Audio Language Models

pôle documentaire

Vous constatez une erreur ?

informations

évènements: Réunion du Groupement de Recherche "Information Signal Image viSion" : Synthèse en traitement du signal audionumérique
Type: Séminaire / Conférence
Lieu de représentation: Ircam, Salle Igor-Stravinsky (Paris)
date: 7 novembre 2024

Audio analysis and audio synthesis require modeling long-term, complex phenomena and have historically been tackled in an asymmetric fashion, with specific analysis models that differ from their synthesis counterpart. In this presentation, we will introduce the concept of audio language models, a recent innovation aimed at overcoming these limitations.
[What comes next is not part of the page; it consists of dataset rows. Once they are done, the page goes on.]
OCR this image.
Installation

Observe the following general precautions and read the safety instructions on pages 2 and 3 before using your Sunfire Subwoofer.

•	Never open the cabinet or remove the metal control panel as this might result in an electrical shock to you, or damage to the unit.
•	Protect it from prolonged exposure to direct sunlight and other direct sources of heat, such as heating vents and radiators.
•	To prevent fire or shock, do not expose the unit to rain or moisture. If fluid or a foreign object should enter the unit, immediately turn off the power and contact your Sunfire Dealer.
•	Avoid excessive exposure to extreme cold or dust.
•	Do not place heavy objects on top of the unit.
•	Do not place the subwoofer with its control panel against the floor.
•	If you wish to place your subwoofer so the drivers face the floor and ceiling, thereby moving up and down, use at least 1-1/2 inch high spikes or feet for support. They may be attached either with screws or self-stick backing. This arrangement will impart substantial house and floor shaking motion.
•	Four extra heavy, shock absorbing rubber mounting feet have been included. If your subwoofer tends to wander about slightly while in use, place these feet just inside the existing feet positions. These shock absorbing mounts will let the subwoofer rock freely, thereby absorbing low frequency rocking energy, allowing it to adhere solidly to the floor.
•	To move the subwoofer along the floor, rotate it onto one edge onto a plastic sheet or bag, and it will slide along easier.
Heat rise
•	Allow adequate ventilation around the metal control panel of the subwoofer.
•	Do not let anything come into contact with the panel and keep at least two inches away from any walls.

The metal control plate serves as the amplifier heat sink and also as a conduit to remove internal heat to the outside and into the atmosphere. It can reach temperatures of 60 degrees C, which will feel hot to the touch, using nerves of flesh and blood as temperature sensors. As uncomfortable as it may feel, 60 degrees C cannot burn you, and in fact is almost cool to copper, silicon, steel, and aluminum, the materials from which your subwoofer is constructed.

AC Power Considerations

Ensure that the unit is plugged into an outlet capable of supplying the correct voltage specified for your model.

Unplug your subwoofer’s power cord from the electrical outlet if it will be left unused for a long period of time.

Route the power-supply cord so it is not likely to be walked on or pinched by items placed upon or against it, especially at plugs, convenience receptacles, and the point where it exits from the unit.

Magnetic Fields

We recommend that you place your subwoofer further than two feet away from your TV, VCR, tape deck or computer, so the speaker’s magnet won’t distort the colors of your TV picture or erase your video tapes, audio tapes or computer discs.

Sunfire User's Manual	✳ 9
By discretizing audio signals using a neural audio codec, we can frame both audio generation and audio comprehension as similar autoregressive sequence-to-sequence tasks, capitalizing on the well-established Transformer architecture commonly used in language modeling. This approach unlocks novel capabilities in areas such as textless speech modeling, zero-shot voice conversion, text-to-music generation and even real-time spoken dialogue. Furthermore, we will illustrate how the integration of analysis and synthesis within a single model enables the creation of versatile audio models capable of handling a wide range of tasks involving audio as inputs or outputs. We will conclude by highlighting the promising prospects offered by these models and discussing the key challenges that lie ahead in their development.